Adam Taylor | Senior Editor
Publish Date: September 13, 2022   |  Tags:   OR Excellence Pain Management Anesthesia Orthopedics Pediatrics
Meniscal Beds
LAYERED LOCALS Fastidiously injecting anesthetics at each phase of the surgery can replace regional nerve blocks and post-op pain pumps for joint replacement recipients.   |   Cedar Orthopaedic Surgery Center

The admittedly strong-armed tactic from orthopedic surgeon Randy G. Delcore, MD, to the anesthesiologists who practice at Cedar Orthopaedic Surgery Center came in 2013. “I essentially issued a mandate and said, ‘You’re not coming to my facility if you’re going to use narcotics,’” says Dr. Delcore, medical director of the facility in Cedar City, Utah, and a pioneer in the outpatient total joints movement who has been performing same-day knee and hip replacements since 2004.

The facility’s anesthesiologists, who were used to using opioids as a main ingredient in their pain control cocktails, got on board with the directive — and the results are impressive. In 2010, outpatient total joints patients at Cedar Orthopaedic received an average of nearly 60 morphine milligram equivalents and spent almost six hours in the PACU. Today, the morphine milligram equivalent is 9.5 per case and the average patient is standing up and getting dressed in 45 minutes, walking in about an hour and out of the PACU and on their way home in less than two hours.

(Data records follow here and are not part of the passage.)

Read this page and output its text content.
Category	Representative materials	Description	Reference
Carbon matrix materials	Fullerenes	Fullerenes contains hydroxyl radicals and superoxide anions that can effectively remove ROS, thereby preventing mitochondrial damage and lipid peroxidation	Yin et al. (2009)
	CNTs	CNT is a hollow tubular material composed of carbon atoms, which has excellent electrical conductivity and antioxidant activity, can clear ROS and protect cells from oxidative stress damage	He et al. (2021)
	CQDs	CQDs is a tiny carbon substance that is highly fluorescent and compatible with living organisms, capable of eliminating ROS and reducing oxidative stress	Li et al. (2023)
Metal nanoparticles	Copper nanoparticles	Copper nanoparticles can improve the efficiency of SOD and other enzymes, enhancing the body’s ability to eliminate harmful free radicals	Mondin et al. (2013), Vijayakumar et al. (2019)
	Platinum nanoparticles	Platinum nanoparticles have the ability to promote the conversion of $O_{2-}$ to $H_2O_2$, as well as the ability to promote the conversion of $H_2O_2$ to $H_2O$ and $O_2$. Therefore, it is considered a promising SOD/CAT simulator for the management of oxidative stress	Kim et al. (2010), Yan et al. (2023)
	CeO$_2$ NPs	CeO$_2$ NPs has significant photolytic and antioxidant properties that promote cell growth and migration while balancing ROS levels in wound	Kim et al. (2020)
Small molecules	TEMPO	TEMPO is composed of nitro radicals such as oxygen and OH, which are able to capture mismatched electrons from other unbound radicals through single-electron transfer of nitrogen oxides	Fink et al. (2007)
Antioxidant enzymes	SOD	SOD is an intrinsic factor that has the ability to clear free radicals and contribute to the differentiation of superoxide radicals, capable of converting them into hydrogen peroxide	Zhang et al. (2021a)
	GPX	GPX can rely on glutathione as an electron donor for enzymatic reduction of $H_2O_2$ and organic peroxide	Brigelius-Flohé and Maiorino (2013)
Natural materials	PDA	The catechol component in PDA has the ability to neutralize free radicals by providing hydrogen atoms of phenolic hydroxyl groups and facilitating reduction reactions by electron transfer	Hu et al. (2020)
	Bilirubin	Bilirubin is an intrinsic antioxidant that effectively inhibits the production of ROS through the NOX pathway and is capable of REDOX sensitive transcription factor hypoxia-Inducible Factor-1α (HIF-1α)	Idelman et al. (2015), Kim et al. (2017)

That improvement and the steps the facility took to make it happen are why Cedar Orthopaedic Surgery Center is the winner of the 2022 OR Excellence Award for Pain Control. “Three simple directives drive our success: non-narcotic analgesia, fastidious intraoperative periarticular block placement and early mobilization,” says Dr. Delcore. “The most vital component of that trilogy is early mobility, and the other two components are the only way to facilitate it. The byproduct of doing all three well is efficient throughput.”